If a person’s skills in a certain area start out at a low level, they are rationally incentivized to use AI. But skills improve through practice and erode without it. So the more a person relies on AI, the further their skills degrade, which induces the need for more AI use, and the degradation cycle repeats.
A "high-skill" person stays capable and independent, while a "low-skill" person becomes persistently dependent on AI. As with any technology, advancements in AI evolve the behaviors of the users.
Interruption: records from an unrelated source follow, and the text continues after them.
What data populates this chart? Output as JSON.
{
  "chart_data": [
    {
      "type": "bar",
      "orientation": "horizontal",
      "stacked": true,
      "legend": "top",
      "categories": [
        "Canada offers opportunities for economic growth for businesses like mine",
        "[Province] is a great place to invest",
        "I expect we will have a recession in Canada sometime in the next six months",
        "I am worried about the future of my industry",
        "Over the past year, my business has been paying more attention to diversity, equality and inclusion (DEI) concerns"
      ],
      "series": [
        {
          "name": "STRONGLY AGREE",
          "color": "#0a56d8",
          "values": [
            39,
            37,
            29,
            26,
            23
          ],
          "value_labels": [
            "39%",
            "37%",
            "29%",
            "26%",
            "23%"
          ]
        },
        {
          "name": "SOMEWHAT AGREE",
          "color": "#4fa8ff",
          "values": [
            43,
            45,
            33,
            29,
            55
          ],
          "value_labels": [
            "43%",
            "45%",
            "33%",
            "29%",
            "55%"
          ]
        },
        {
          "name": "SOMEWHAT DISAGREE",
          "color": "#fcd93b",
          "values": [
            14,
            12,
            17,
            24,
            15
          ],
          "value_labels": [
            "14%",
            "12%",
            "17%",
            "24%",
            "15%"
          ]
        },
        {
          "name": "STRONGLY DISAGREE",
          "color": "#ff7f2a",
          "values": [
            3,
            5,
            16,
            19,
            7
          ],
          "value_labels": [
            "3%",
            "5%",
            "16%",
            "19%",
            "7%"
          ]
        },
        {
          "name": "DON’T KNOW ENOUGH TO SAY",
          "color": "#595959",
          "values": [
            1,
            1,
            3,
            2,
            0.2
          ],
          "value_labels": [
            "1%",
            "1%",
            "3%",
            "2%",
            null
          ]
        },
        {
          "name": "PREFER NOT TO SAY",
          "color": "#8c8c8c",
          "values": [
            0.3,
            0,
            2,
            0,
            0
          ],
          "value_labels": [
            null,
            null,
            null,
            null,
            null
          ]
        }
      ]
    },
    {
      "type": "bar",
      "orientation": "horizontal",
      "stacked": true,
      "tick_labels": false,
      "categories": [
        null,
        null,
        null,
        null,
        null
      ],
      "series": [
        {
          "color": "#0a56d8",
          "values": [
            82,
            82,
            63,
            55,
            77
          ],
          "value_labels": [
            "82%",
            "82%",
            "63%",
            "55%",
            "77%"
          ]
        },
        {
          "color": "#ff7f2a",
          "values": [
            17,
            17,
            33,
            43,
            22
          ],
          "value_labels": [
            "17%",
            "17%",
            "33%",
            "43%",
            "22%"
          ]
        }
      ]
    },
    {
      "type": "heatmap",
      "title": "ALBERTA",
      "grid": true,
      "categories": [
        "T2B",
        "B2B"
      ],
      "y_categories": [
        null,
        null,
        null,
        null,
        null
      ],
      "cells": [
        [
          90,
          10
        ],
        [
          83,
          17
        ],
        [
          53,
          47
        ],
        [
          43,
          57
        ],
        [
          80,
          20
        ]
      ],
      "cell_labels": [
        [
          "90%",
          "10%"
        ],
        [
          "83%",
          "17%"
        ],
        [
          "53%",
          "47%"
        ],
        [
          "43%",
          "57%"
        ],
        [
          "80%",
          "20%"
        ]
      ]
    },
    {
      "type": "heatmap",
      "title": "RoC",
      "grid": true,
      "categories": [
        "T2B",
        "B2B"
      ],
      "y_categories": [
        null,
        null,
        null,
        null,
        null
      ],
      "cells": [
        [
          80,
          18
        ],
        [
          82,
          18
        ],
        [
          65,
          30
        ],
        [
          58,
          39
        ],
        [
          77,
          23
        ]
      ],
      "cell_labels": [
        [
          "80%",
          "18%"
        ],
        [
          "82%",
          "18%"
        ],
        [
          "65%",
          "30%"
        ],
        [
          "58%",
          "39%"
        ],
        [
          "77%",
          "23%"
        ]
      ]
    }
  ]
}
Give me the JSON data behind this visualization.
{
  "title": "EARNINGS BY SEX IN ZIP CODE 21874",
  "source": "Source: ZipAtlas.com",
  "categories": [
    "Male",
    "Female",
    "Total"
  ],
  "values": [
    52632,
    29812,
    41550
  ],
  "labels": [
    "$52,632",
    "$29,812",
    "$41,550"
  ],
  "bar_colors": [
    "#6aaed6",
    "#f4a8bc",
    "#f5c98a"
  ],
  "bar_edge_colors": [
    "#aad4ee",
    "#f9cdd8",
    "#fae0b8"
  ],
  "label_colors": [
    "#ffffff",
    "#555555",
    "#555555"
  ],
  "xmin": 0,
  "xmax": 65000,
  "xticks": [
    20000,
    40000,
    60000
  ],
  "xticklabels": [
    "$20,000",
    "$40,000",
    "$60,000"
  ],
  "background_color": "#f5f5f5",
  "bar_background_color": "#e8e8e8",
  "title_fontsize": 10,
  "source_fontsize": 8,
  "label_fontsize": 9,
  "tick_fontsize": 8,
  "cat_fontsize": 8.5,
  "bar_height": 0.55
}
Vishnoi’s work shows that as AI models improve, the gap between high and low skill workers is exacerbated.
Most importantly, the authors find that the skill degradation from AI use actually lowers people’s overall performance compared with the no-AI scenario.
Improving AI capability can amplify short-term gains while inducing persistent long-run losses in both human skill and task performance, even under fully rational, performance-driven behavior.
But for which tasks do people rationally choose the short-term productivity boost of AI?
A paper that Vishnoi also co-authored with Huang, as well as Wenyang Xiao, models the decisions by workers for which tasks to use AI assistance and how carefully to monitor the output. In their paper, workers choose between manual work, AI assistance with verification, or complete delegation to AI with no verification.
In the authors' model, people choose between these three options based on their own incentives for efficiency of completing their work, balanced with the quality of the output. The assumption is that their employer cares only about the work produced, not how the sausage is made.
The authors note that that workers lean on AI more for hard or uncertain tasks, and less when things are easy or certain.
Their model finds that employers benefit from having employees who are good at evaluating AI outputs: their quality improves, and they may even meet standards they couldn't reach before.
Workers who are less skilled at verification, however, might hand off more to AI than they should and will inadvertently create lower quality work. The employer ends up worse off as a result.
More broadly, AI changes not just how well people work, but what it means to be a good worker, making the ability to oversee and evaluate AI outputs a central determinant of quality, alongside underlying task skill.
Taken together, the two papers show how AI can create systems where individually rational behavior leads to worse outcomes collectively.